In other words, enterprise mobility is a digital transformation on its own. “Challenging” doesn’t even begin to describe it. And yet, there are specific areas where IT teams can focus on improving the promised land of user experience and deliver ROI on the technologies that make the work ecosystem more inclusive.
Anywhere, Anytime Data Access
The reason enterprises go mobile in the first place is to provide unfettered access to the company data and applications at all times. The point of mobility itself is lost if employees can’t use or act upon critical data in real-time.
The solution is a versatile End User Computing (EUC) system with a VDI or DaaS implementation that ensures employees can perform their jobs using their own devices without any location constraints. This involves much more than emails and a mobile app or two – it is a huge task to ensure large-scale transactions on mission-critical applications take place smoothly, given the sheer volume and diversity of virtual desktops, laptops, and mobile devices connecting from remote offices and homes.
A great example of scalable and seamless data connectivity comes from JM Finn, the London-based wealth management firm.
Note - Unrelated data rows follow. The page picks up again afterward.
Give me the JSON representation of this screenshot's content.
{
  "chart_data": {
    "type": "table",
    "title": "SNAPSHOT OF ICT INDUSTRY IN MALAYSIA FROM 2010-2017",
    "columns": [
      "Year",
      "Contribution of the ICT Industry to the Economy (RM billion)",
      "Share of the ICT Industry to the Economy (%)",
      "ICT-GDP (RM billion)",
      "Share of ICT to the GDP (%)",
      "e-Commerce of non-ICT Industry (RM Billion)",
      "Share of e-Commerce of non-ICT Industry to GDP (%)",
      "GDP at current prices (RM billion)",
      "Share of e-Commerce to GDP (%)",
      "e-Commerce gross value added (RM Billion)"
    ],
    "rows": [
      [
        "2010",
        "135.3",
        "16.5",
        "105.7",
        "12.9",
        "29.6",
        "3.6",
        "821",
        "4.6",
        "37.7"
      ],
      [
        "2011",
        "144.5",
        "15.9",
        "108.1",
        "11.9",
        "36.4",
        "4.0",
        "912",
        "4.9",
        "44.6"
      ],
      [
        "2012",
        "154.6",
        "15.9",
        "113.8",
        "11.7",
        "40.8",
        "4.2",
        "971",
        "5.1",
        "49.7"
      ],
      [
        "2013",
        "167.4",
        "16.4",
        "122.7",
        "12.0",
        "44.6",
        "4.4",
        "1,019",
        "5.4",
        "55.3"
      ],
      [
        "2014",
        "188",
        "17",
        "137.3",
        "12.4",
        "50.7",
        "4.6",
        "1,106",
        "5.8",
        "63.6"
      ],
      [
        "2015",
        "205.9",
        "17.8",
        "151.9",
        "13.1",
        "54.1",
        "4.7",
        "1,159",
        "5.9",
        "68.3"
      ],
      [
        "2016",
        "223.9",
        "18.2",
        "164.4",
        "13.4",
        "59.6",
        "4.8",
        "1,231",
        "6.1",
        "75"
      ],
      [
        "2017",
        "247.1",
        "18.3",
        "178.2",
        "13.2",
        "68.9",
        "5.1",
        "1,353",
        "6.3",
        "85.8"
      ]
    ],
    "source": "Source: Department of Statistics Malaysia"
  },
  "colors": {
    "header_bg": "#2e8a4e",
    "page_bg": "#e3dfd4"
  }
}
In the very first week after the pandemic hit in March, the company acted quickly to stream heavy-duty financial applications from their data center to the homes of 400-odd workers instantaneously and reliably.
This was made possible using a strong, software-defined infrastructure powered by the Nutanix Enterprise Cloud. At the other end, the majority of employees simply used laptops to open up a browser, log into a virtual machine, fire up their trading apps, and sway the stock market as they did every day without missing a beat. Granted, some of them needed powerful, multi-screen workstations, with a lot of storage, more memory, and fast connections, but a reliable VDI over private cloud system made it possible.